O valor económico do Atlântico para os países situados no seu litoral é enorme. A Comissão considera que, ao longo do tempo, o plano de ação poderia criar uma base sólida para a cooperação com outras nações do Atlântico. As possibilidades de trabalho conjunto, por exemplo na investigação e observação oceanográficas, são evidentes. Há já perspetivas de um verdadeiro empenho dos Estados Unidos e do Canadá no sentido de estabelecer uma aliança transatlântica em matéria de investigação e de aprofundar o conhecimento de que dispomos sobre o ecossistema do Atlântico e o seu potencial para contribuir para a «economia azul». Esta aliança transatlântica em matéria de investigação deverá consolidar-se passo a passo, após uma avaliação da situação e depois de se chegar a acordo sobre os domínios mais prometedores para a cooperação. É possível que outras nações do Atlântico estejam igualmente dispostas a discutir um compromisso em matéria de investigação ou outras questões. A Comissão e os Estados-Membros devem, em conjunto, considerar as medidas a tomar para envolver os parceiros internacionais na concretização gradual da estratégia para o Atlântico.

6.           Conclusão

A Comissão convida o Parlamento Europeu e o Conselho a aprovar o plano de ação e as orientações apresentadas na presente comunicação.
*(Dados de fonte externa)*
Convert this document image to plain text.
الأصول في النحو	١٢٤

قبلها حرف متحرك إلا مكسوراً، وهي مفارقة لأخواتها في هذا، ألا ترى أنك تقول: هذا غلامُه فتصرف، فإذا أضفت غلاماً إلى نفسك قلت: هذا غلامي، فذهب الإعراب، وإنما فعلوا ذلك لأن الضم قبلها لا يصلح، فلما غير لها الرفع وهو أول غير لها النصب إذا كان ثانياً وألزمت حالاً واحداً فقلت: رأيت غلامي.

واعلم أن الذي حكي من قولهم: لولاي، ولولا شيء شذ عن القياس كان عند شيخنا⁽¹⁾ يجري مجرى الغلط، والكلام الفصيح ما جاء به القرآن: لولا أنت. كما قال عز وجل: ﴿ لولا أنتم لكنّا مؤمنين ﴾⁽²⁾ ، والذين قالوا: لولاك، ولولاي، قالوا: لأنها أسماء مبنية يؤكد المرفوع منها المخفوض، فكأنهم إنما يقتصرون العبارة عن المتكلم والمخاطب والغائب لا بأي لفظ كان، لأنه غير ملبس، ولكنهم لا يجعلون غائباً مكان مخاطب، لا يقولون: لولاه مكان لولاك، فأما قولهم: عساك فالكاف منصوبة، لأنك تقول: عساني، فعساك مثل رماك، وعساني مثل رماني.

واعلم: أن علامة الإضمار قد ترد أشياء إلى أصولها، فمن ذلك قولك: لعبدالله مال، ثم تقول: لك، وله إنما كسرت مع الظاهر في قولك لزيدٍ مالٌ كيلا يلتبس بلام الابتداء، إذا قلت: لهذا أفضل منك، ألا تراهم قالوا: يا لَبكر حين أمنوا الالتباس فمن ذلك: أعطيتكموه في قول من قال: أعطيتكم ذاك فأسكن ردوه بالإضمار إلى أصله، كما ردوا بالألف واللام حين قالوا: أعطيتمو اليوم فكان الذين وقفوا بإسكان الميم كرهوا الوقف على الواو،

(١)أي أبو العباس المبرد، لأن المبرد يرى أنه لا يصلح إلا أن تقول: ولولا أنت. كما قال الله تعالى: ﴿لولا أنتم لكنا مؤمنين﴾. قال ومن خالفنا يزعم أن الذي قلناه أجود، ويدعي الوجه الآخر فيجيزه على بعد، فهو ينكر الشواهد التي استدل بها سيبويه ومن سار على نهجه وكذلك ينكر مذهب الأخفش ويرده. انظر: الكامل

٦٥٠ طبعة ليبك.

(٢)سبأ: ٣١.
[1]               França, Irlanda, Portugal, Espanha e Reino Unido.

[2]               COM(2011) 782 de 21 de novembro de 2011.

[3]               O Fundo Europeu de Desenvolvimento Regional (FEDER), o Fundo Social Europeu (FSE), o Fundo Europeu Agrícola de Desenvolvimento Rural (FEADER) e o Fundo Europeu dos Assuntos Marítimos e das Pescas (FEAMP).
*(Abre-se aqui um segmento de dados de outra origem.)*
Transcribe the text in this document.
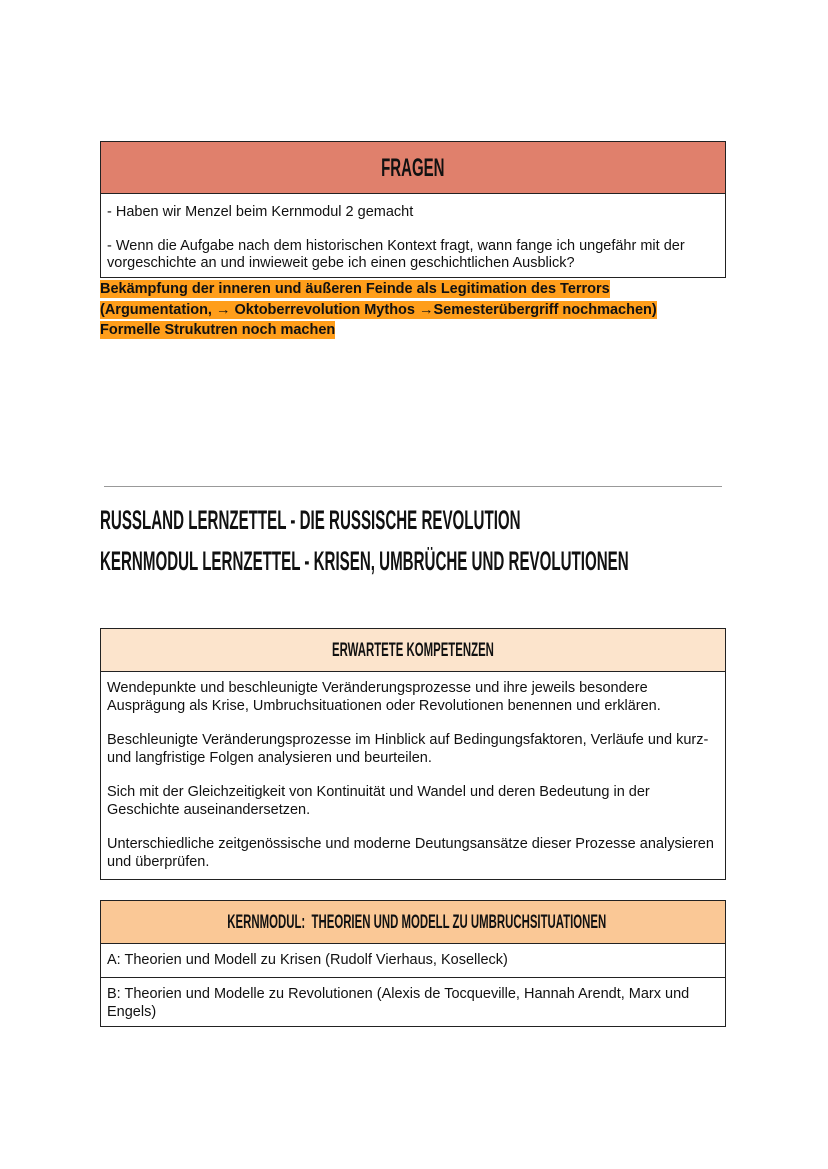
FRAGEN
- Haben wir Menzel beim Kernmodul 2 gemacht
- Wenn die Aufgabe nach dem historischen Kontext fragt, wann fange ich ungefähr mit der vorgeschichte an und inwieweit gebe ich einen geschichtlichen Ausblick?
Bekämpfung der inneren und äußeren Feinde als Legitimation des Terrors
(Argumentation, → Oktoberrevolution Mythos →Semesterübergriff nochmachen)
Formelle Strukutren noch machen
RUSSLAND LERNZETTEL - DIE RUSSISCHE REVOLUTION
KERNMODUL LERNZETTEL - KRISEN, UMBRÜCHE UND REVOLUTIONEN
ERWARTETE KOMPETENZEN
Wendepunkte und beschleunigte Veränderungsprozesse und ihre jeweils besondere Ausprägung als Krise, Umbruchsituationen oder Revolutionen benennen und erklären.
Beschleunigte Veränderungsprozesse im Hinblick auf Bedingungsfaktoren, Verläufe und kurz- und langfristige Folgen analysieren und beurteilen.
Sich mit der Gleichzeitigkeit von Kontinuität und Wandel und deren Bedeutung in der Geschichte auseinandersetzen.
Unterschiedliche zeitgenössische und moderne Deutungsansätze dieser Prozesse analysieren und überprüfen.
KERNMODUL:  THEORIEN UND MODELL ZU UMBRUCHSITUATIONEN
A: Theorien und Modell zu Krisen (Rudolf Vierhaus, Koselleck)
B: Theorien und Modelle zu Revolutionen (Alexis de Tocqueville, Hannah Arendt, Marx und Engels)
[4]               Esta questão suscitou uma série de recomendações, apresentadas à Comissão em 9 de junho de 2011 pela Task Force para o emprego e a competitividade no setor marítimo.
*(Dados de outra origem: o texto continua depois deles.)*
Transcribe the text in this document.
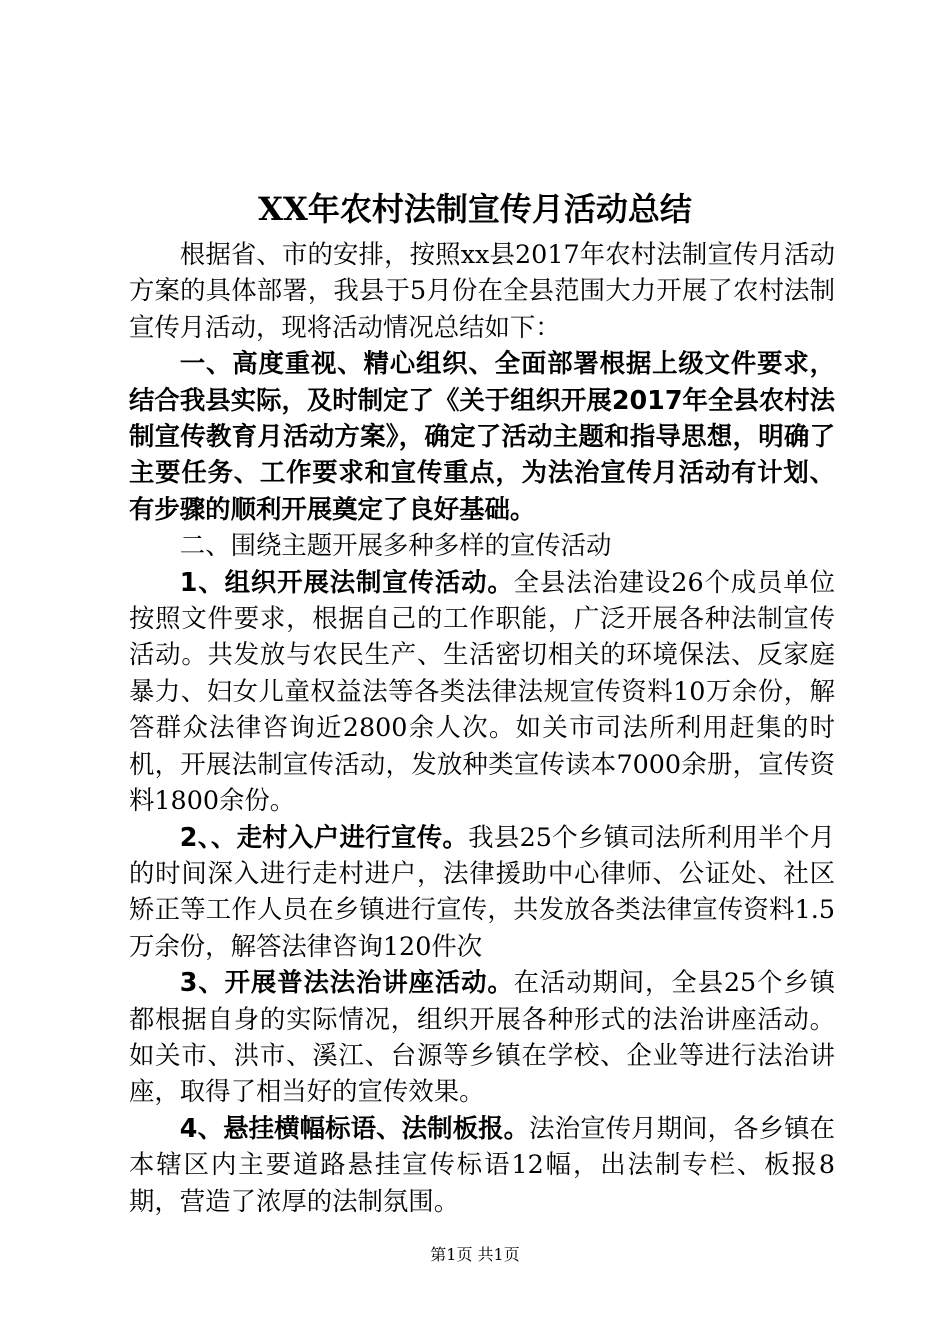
XX年农村法制宣传月活动总结

根据省、市的安排，按照xx县2017年农村法制宣传月活动方案的具体部署，我县于5月份在全县范围大力开展了农村法制宣传月活动，现将活动情况总结如下：

一、高度重视、精心组织、全面部署根据上级文件要求，结合我县实际，及时制定了《关于组织开展2017年全县农村法制宣传教育月活动方案》，确定了活动主题和指导思想，明确了主要任务、工作要求和宣传重点，为法治宣传月活动有计划、有步骤的顺利开展奠定了良好基础。

二、围绕主题开展多种多样的宣传活动

1、组织开展法制宣传活动。全县法治建设26个成员单位按照文件要求，根据自己的工作职能，广泛开展各种法制宣传活动。共发放与农民生产、生活密切相关的环境保法、反家庭暴力、妇女儿童权益法等各类法律法规宣传资料10万余份，解答群众法律咨询近2800余人次。如关市司法所利用赶集的时机，开展法制宣传活动，发放种类宣传读本7000余册，宣传资料1800余份。

2、、走村入户进行宣传。我县25个乡镇司法所利用半个月的时间深入进行走村进户，法律援助中心律师、公证处、社区矫正等工作人员在乡镇进行宣传，共发放各类法律宣传资料1.5万余份，解答法律咨询120件次

3、开展普法法治讲座活动。在活动期间，全县25个乡镇都根据自身的实际情况，组织开展各种形式的法治讲座活动。如关市、洪市、溪江、台源等乡镇在学校、企业等进行法治讲座，取得了相当好的宣传效果。

4、悬挂横幅标语、法制板报。法治宣传月期间，各乡镇在本辖区内主要道路悬挂宣传标语12幅，出法制专栏、板报8期，营造了浓厚的法制氛围。

第1页 共1页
[5]               Entre as iniciativas existentes contam-se o Centro de Análise e Operações Marítimas - Narcóticos (MAOC-N) e o Sistema Europeu de Vigilância das Fronteiras (Eurosur), coordenado pela Agência Europeia de Gestão da Cooperação Operacional nas Fronteiras Externas dos Estados-Membros da União Europeia (Frontex).

[6]               Conforme estabelecido na Diretiva-Quadro Estratégia Marinha (2008/56/CE).

[7]               Seguindo, se for caso disso, os princípios da Convenção da UNESCO sobre a Proteção do Património Cultural Subaquático.

[8]               Banco Europeu de Investimento (BEI) e Fundo Europeu de Investimento (FEI).

[9]               Financiamento misto: empréstimos concedidos pelo BEI para complementar o apoio sob forma de subvenções da UE ou de outras fontes públicas de financiamento.

[10]             «Copernicus», anteriormente designado por Monitorização Global do Ambiente e Segurança (GMES), é um sistema europeu de navegação por satélite para a observação da Terra (http://copernicus.eu).

[11]             O «Conhecimento do Meio Marinho 2020» é um projeto da UE que reúne dados sobre o meio marinho provenientes de diferentes fontes com o objetivo de ajudar o setor, as autoridades públicas e os investigadores a encontrarem os dados e a utilizarem-nos de forma mais eficaz para desenvolver novos produtos e serviços, melhorando a compreensão do comportamento dos mares (http://ec.europa.eu/maritimeaffairs/policy/marine_knowledge_2020/index_pt.htm).

[12]             Convenção das Nações Unidas sobre o Direito do Mar.

[13]             Organização Marítima Internacional.